There were always a couple of areas where the Coalition’s preferred narrative of a bold, reformist government being stymied by a populist, obstructionist Senate was on the money. One was on fuel excise indexation. The other was its plan to use a normal indexation process for the age pension, rather than a higher wage-based index.

The pension indexation proposal was sensible — there’s no reason why the age pension should increase faster than other forms of welfare payments — and brave from the government, especially given its voting base tends to be old. But ever since its announcement, Labor has used the proposal to hammer the government, over and over.

Scott Morrison has now abandoned the pension indexation proposal, exchanging it for what is in effect the removal of higher, more generous pension tapering thresholds for high-income retirees put in place by the Howard government. Morrison’s replacement proposal is also sound policy — wealthy retirees should not be entitled to the pension, which is supposed to be a safety net, not a form of post-work welfare or reward for living a long time.

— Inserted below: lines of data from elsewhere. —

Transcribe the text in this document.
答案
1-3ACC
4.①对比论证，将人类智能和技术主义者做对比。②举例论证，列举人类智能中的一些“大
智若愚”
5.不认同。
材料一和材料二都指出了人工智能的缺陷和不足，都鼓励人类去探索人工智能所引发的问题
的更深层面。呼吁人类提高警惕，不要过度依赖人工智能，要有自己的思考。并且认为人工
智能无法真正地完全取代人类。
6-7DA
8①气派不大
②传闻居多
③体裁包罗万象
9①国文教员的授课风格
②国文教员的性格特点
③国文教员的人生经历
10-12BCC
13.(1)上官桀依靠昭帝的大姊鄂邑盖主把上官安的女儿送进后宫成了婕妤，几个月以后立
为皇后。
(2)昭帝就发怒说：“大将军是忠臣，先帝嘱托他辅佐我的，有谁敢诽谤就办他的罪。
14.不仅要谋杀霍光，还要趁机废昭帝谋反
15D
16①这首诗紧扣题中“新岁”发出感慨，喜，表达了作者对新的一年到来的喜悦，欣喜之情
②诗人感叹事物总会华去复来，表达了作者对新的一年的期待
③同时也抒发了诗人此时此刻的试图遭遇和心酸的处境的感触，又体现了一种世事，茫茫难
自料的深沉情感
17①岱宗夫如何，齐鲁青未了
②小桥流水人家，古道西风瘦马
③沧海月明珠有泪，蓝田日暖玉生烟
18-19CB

Ideally, we would have had both policies, providing the government with substantial savings in the years ahead. Nonetheless, Morrison has found a way out of the deep political hole the government dug for itself with its inability to justify its original indexation proposal.

Perhaps this government has some capacity to pull off worthwhile reform after all. The coming weeks will reveal whether Joe Hockey has managed to learn anything from Morrison’s example.